Nanook of the North (1922), The Wedding of Palo (1934) and other Films of Arctic Life 2 x Blu-Ray Flicker Alley
on January 6th, 2021 at 18:06
Robert J. Flaherty's Nanook of the North is considered one of the greatest films of all time.
Nanook follows an Inuit (not named Nanook in real life) and his family as they live, hunt and trade in north Quebec the way their ancestors have for centuries. With no plant life, the Inuits rely entirely on hunting animals, a diet that produces stretches of hunger and hardship in the trying climate. To see Nanook in action is to enjoy a fascinating view of a lifestyle distant from ours.
Knud Rasmussen and Friedrich Dalsheim's The Wedding of Palo is the more intimate and clearly the more relaxed of the two films. In it life is still difficult for the Eskimos, but nature never looks as dangerous as it does in Nanook of the North.
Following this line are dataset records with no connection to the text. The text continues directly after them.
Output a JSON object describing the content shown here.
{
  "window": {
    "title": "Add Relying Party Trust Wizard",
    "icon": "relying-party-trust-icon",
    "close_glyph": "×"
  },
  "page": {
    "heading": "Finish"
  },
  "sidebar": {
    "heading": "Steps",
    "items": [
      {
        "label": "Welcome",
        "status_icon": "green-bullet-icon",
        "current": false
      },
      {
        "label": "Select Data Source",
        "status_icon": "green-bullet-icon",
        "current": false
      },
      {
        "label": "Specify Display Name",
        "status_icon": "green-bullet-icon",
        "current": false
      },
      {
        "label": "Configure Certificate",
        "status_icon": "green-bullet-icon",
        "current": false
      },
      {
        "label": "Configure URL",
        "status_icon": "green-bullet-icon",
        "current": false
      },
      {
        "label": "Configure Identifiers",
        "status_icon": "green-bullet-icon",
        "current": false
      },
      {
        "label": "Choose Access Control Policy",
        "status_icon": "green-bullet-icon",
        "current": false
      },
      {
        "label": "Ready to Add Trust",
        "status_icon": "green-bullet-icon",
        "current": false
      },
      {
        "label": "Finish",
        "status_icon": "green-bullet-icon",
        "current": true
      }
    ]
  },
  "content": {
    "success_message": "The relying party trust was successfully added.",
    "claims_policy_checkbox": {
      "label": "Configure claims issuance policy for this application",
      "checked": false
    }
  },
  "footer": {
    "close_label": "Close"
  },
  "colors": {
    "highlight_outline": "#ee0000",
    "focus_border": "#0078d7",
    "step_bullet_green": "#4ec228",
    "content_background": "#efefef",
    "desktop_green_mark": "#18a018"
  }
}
More often than not the focus of attention is also on the Eskimos' feelings and emotions rather than on their daily struggle for survival.
Flicker Alley's two-disc Blu-ray set collects numerous other anthropological and educational films about the time and region, as well as the indispensable "Nanook Revisited", a 1988 return to the community that reflects not only on how the people have changed but on Flaherty himself.